The groups reminded the politicians that the primary duty of the attorney general is to uphold the integrity of the justice system within his powers under the Federal Constitution, and the primary duty of the judiciary is to interpret and give effect to the law.

They said that the core of the judiciary was judges’ independence to exercise their powers without any intrusion from individuals, entities, or political parties.

“It is the judiciary that bears the responsibility of resolving disputes fairly in accordance with prevailing laws, not heeding to the requests of politicians or anyone else. The sheer audacity for politicians to seek the sitting prime minister’s interference in this case, if true, is unacceptable and preposterous.

“As a nation, Malaysia had witnessed an upheaval that culminated in the suspension and removal of the then-chief justice Tun Salleh Abas and other judges, marking the beginning of a negative change in public perception towards the judiciary.

“The Malaysian Bar, the Sabah Law Society and the Advocates’ Association of Sarawak condemn any act of politicians seeking for an intervention by the prime minister in an ongoing matter before the judiciary at all material points,” they said.

The lawyers also condemned the act of lawyers, whether or not involved in the case, who made negative remarks undermining the decision made by the Federal Court.

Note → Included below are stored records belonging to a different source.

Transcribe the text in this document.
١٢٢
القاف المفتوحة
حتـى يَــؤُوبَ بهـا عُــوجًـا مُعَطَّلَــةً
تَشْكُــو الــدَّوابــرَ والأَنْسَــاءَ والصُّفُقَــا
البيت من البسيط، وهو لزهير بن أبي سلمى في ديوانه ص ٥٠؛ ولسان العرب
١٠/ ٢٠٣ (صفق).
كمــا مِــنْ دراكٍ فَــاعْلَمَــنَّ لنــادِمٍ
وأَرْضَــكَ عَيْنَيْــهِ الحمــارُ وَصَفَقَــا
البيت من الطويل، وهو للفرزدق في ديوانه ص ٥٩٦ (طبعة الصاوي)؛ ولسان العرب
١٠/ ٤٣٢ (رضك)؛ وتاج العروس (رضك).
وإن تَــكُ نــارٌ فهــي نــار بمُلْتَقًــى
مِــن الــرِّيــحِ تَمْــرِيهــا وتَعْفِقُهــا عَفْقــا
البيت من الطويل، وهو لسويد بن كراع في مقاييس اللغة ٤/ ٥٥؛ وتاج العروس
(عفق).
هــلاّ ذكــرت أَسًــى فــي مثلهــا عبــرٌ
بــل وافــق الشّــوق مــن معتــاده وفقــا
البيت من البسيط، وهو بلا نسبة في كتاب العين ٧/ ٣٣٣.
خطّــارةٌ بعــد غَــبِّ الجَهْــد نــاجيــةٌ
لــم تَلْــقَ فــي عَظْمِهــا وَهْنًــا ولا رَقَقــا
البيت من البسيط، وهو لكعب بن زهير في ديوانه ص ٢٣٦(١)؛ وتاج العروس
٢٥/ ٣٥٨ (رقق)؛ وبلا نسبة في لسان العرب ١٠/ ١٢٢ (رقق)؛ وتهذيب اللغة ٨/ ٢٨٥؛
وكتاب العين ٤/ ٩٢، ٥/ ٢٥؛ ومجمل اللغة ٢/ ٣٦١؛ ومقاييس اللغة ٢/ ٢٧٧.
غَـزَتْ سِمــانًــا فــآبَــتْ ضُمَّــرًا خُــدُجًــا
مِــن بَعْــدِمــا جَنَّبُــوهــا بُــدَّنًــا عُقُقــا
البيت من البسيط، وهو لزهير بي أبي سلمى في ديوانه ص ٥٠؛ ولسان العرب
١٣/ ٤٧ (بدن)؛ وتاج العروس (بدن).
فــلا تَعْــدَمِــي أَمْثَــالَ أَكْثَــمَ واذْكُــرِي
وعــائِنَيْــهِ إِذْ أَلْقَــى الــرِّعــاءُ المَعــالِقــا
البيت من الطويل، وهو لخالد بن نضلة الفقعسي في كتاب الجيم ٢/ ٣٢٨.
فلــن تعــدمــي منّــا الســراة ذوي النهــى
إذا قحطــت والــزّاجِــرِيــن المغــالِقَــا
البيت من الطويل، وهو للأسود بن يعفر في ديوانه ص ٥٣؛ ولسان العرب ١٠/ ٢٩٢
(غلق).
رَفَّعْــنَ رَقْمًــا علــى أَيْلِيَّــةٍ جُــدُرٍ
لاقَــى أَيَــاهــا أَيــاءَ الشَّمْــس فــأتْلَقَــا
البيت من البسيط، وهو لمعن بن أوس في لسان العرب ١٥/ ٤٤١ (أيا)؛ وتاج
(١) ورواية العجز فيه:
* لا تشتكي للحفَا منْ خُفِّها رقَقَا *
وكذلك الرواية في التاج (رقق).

They said any decision made ought to be treated with utmost respect and especially when such remarks are legally unsound and has the effect of fomenting distrust in the judiciary by the rakyat “who may not know any better.”

“Such behaviour is flagrant contempt and disrespect to the rule of law and the doctrine of separation of powers,” they said, adding that in the past, politicians have been admonished and even charged as they were considered abuse of power and a misfeasance of public duties.

“Politicians should not be making scurrilous remarks which only serve to perpetuate misgivings and suspicion amongst the rakyat towards our judiciary.

“The time has come for politicians to understand their roles in perpetuating and strengthening the rule of law including the doctrine of separation of powers instead of turning Malaysia into a legal pariah where rule of law is not sacrosanct whenever they utter unjustifiable statements.

“We must never forget that it is the courts that we turn to for justice as it is the last bastion of hope and final line of legal recourse available. The courts are beholden to no one but the law, and it is the duties of the judges to dispense justice in a manner that is in accordance with the law, and not to individuals or political parties. It would be a dark day indeed when the lines between our governing institutions are blurred,” they said.